The Labor Party have demonstrated time and time again that they have a complete inability to manage their economy, and Australians are hurting because of it. In the last 15 months, the costs of your average Australian family's bills have gone up 7.3 per cent. Housing costs have gone up 10.4 per cent. The cost of electricity is up 18.2 per cent. The cost of food is up 8.2 per cent. The cost of gas is up a staggering 28 per cent. The cost of insurance is up 17.3 per cent. These aren't just statistics. These aren't just figures. These are the bills that Australian families are struggling to pay at the moment. The Labor Party go around parading that wages have increased by 3.6 per cent. Well, I've got news for the Labor Party. It doesn't matter if wages have gone up 3.6 per cent if the cost of everything is increasing twice as fast. And it is only going to get worse. The Labor government have had this year to try and get prices under control. This was Australia's opportunity to act. This was Australia's opportunity to help Australian families. But Labor has failed. Now we are witnessing growing conflict in the Middle East. We are witnessing major advanced economies start to shift closer to recessions. We are witnessing China approaching its slowest rate of economic growth since the fall of the Berlin Wall. We are witnessing an evermore unstable global environment, and Australian prices are going to go higher because this Labor government has not been able to get them under control.

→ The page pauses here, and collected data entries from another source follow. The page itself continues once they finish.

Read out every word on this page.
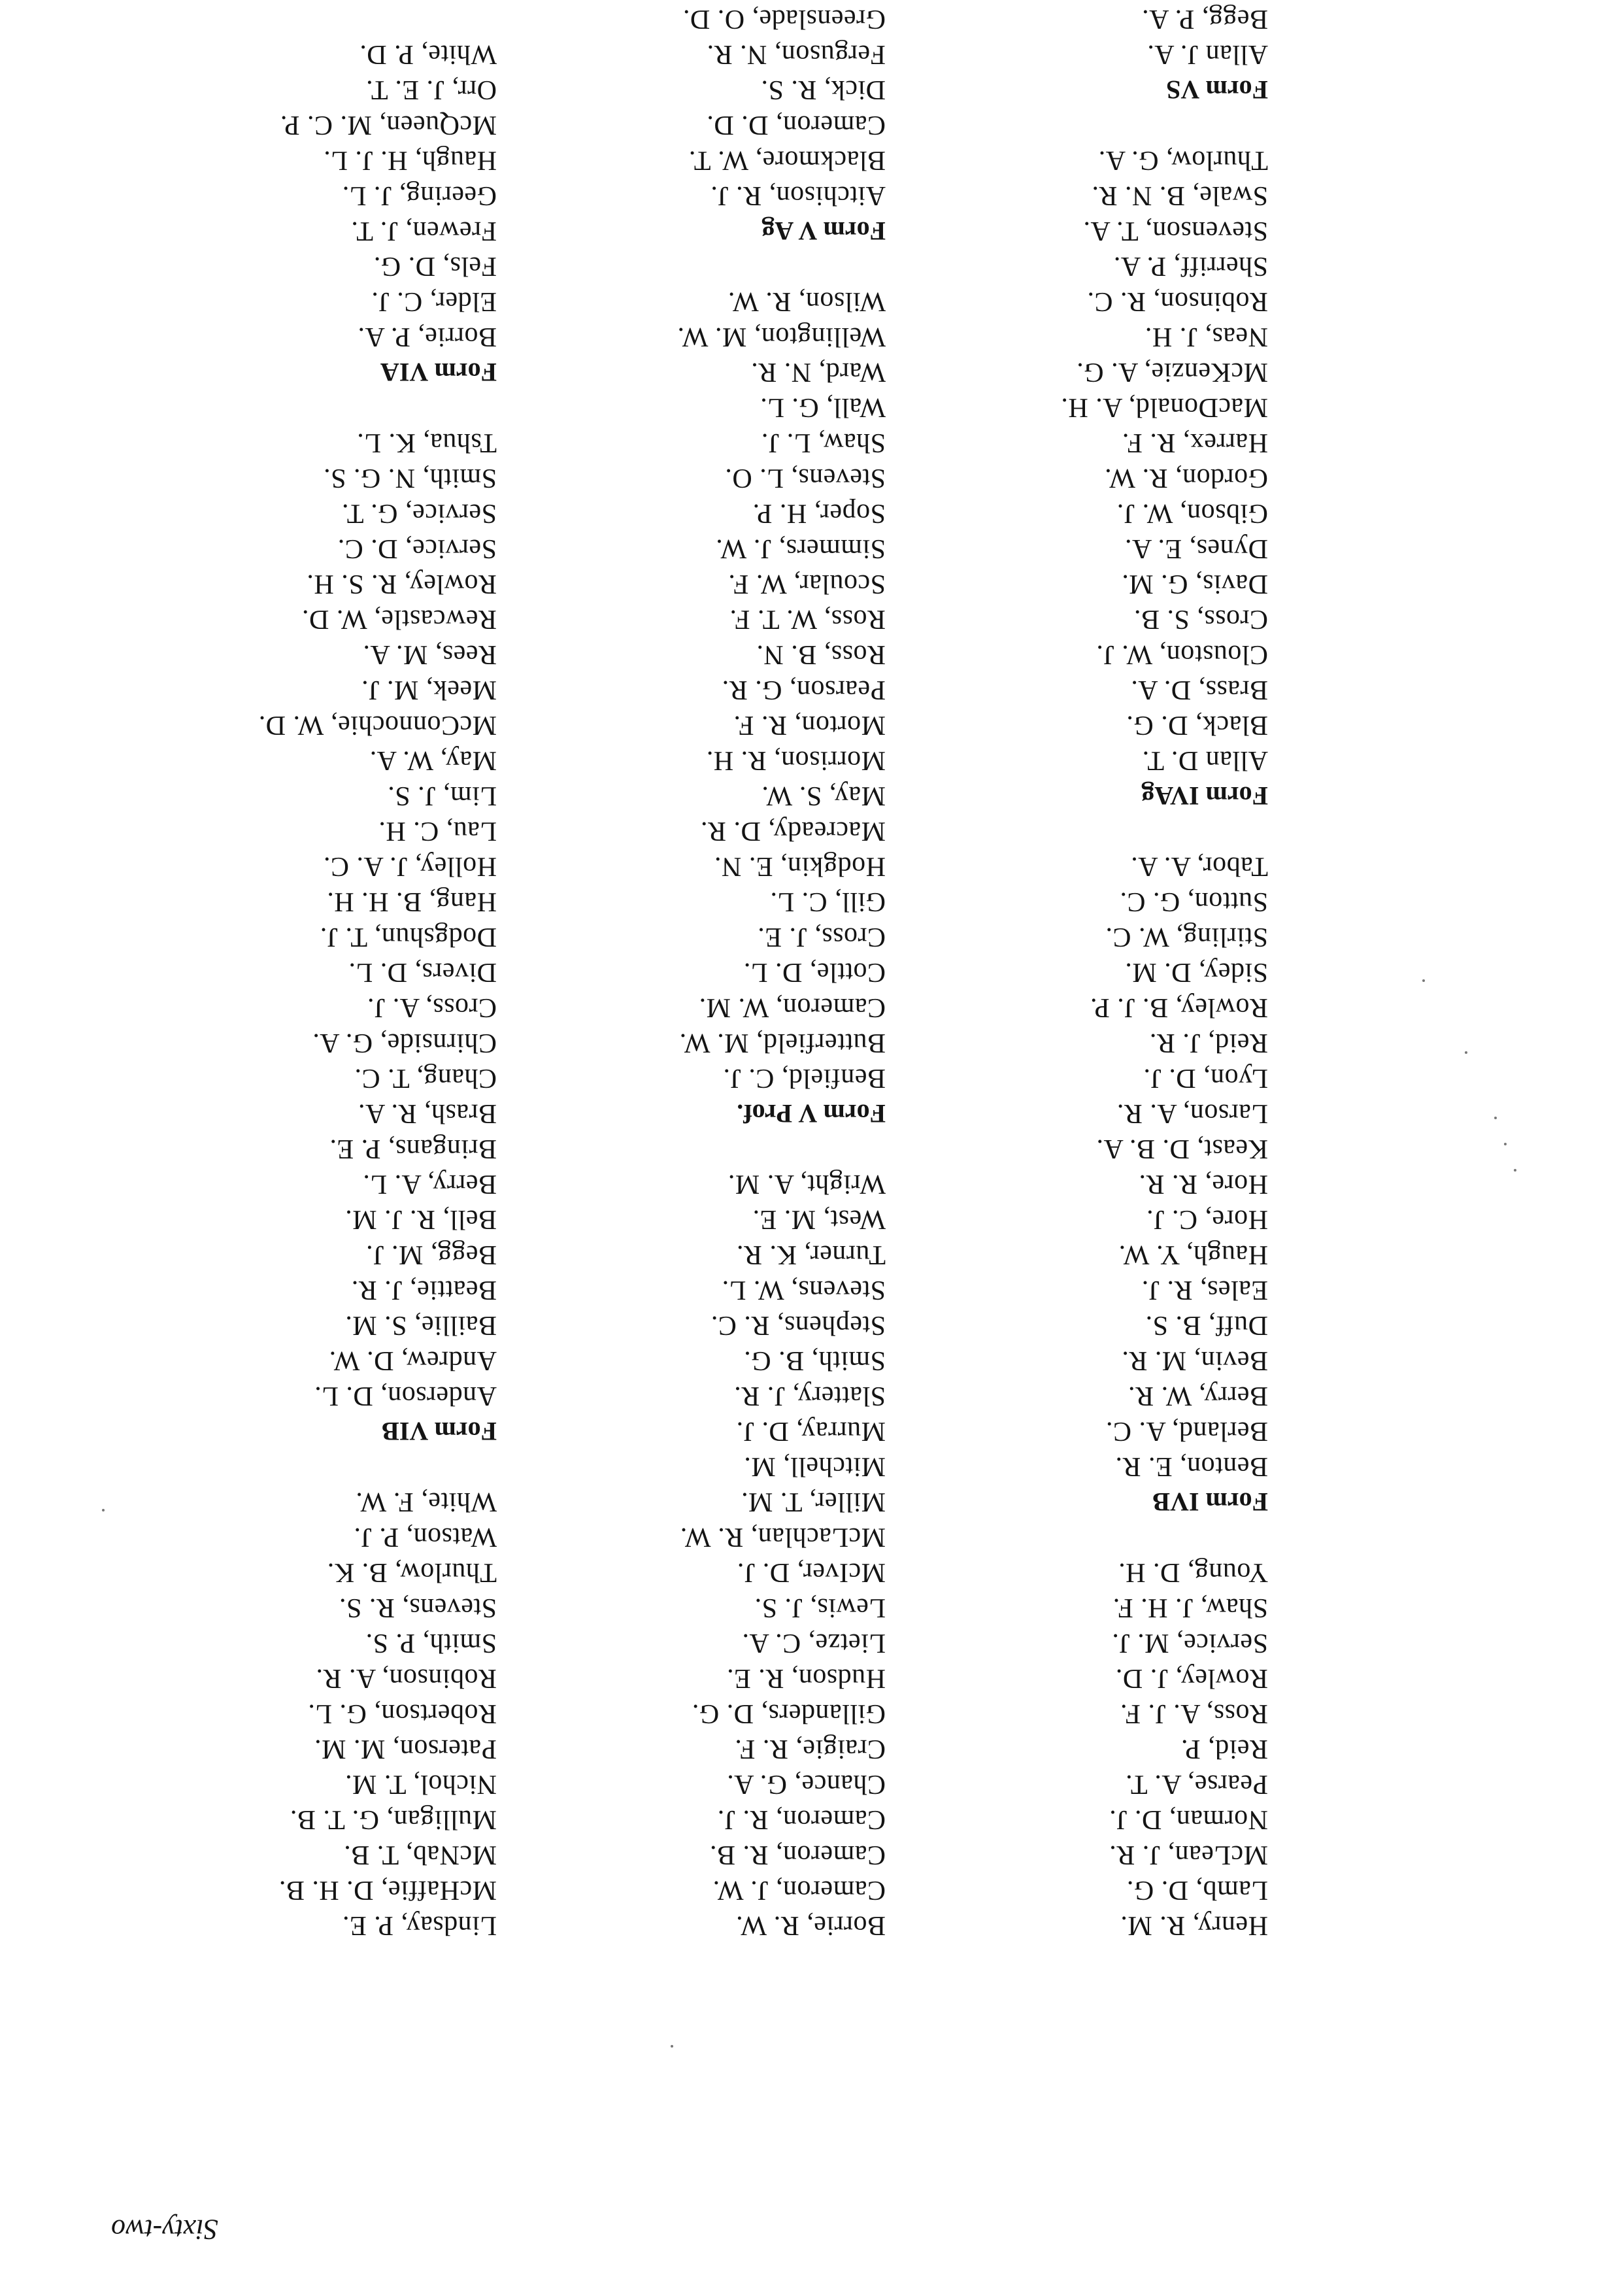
Sixty-two
Henry, R. M.
Lamb, D. G.
McLean, J. R.
Norman, D. J.
Pearse, A. T.
Reid, P.
Ross, A. J. F.
Rowley, J. D.
Service, M. J.
Shaw, J. H. F.
Young, D. H.
Form IVB
Benton, E. R.
Berland, A. C.
Berry, W. R.
Bevin, M. R.
Duff, B. S.
Eales, R. J.
Haugh, Y. W.
Hore, C. J.
Hore, R. R.
Keast, D. B. A.
Larson, A. R.
Lyon, D. J.
Reid, J. R.
Rowley, B. J. P.
Sidey, D. M.
Stirling, W. C.
Sutton, G. C.
Tabor, A. A.
Form IVAg
Allan D. T.
Black, D. G.
Brass, D. A.
Clouston, W. J.
Cross, S. B.
Davis, G. M.
Dynes, E. A.
Gibson, W. J.
Gordon, R. W.
Harrex, R. F.
MacDonald, A. H.
McKenzie, A. G.
Neas, J. H.
Robinson, R. C.
Sherriff, P. A.
Stevenson, T. A.
Swale, B. N. R.
Thurlow, G. A.
Form VS
Allan J. A.
Begg, P. A.
Borrie, R. W.
Cameron, J. W.
Cameron, R. B.
Cameron, R. J.
Chance, G. A.
Craigie, R. F.
Gillanders, D. G.
Hudson, R. E.
Lietze, C. A.
Lewis, J. S.
McIver, D. J.
McLachlan, R. W.
Miller, T. M.
Mitchell, M.
Murray, D. J.
Slattery, J. R.
Smith, B. G.
Stephens, R. C.
Stevens, W. L.
Turner, K. R.
West, M. E.
Wright, A. M.
Form V Prof.
Benfield, C. J.
Butterfield, M. W.
Cameron, W. M.
Cottle, D. L.
Cross, J. E.
Gill, C. L.
Hodgkin, E. N.
Macready, D. R.
May, S. W.
Morrison, R. H.
Morton, R. F.
Pearson, G. R.
Ross, B. N.
Ross, W. T. F.
Scoular, W. F.
Simmers, J. W.
Soper, H. P.
Stevens, L. O.
Shaw, L. J.
Wall, G. L.
Ward, N. R.
Wellington, M. W.
Wilson, R. W.
Form V Ag
Aitchison, R. J.
Blackmore, W. T.
Cameron, D. D.
Dick, R. S.
Ferguson, N. R.
Greenslade, O. D.
Lindsay, P. E.
McHaffie, D. H. B.
McNab, T. B.
Mulligan, G. T. B.
Nichol, T. M.
Paterson, M. M.
Robertson, G. L.
Robinson, A. R.
Smith, P. S.
Stevens, R. S.
Thurlow, B. K.
Watson, P. J.
White, F. W.
Form VIB
Anderson, D. L.
Andrew, D. W.
Baillie, S. M.
Beattie, J. R.
Begg, M. J.
Bell, R. J. M.
Berry, A. L.
Bringans, P. E.
Brash, R. A.
Chang, T. C.
Chirnside, G. A.
Cross, A. J.
Divers, D. L.
Dodgshun, T. J.
Hang, B. H. H.
Holley, J. A. C.
Lau, C. H.
Lim, J. S.
May, W. A.
McConnochie, W. D.
Meek, M. J.
Rees, M. A.
Rewcastle, W. D.
Rowley, R. S. H.
Service, D. C.
Service, G. T.
Smith, N. G. S.
Tshua, K. L.
Form VIA
Borrie, P. A.
Elder, C. J.
Fels, D. G.
Frewen, J. T.
Geering, J. L.
Haugh, H. J. L.
McQueen, M. C. P.
Orr, J. E. T.
White, P. D.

In the last three months, housing has gone up 2.2 per cent, transport has gone up 3.2 per cent, and communication costs have gone up 2.2 per cent. But there is hope. The government can act to get inflation under control, but only if it has the political will. This inflation is not coming from Ukraine. It's not coming from Washington. It's not coming from the Middle East. It is coming from Canberra—plain and simple. This government can act. The government can allow domestic airline competition to reduce transportation costs. The government can work with states and territories to free up more land for housing development. The government can reduce the $188 billion in additional spending it has committed since elected. The government can stand up to the unions and tell them that they are taking industrial relations back to the 1970s and that it may not be the best idea in a cost-of-living crisis. But will they? All the evidence appears to the contrary.

We can fight inflation in this country, but only with a coalition government, because this Labor government has shown time and time again it just doesn't have the ticker for it. What we've seen over the last few months has been a Labor government focused on the politics of division, focused on a $450 million referendum and focused on spending money to help Canberra, rather than talking about costs of living.

I challenge the journalists in this building to research how many times Labor ministers said 'cost of living' before 14 October. I guarantee that it will yield a nil search.

That is the issue with this government: they're driven by focus groups and they're driven by polling. They have lost the referendum and now they're having a panic about what Australian people care about. I can tell them this, and anybody on this side can tell them this: the No. 1 issue in Australia for the last year has been the cost of living, and it has not been helped by this Labor government. They are making the cost-of-living crisis worse because they are not getting inflation under control.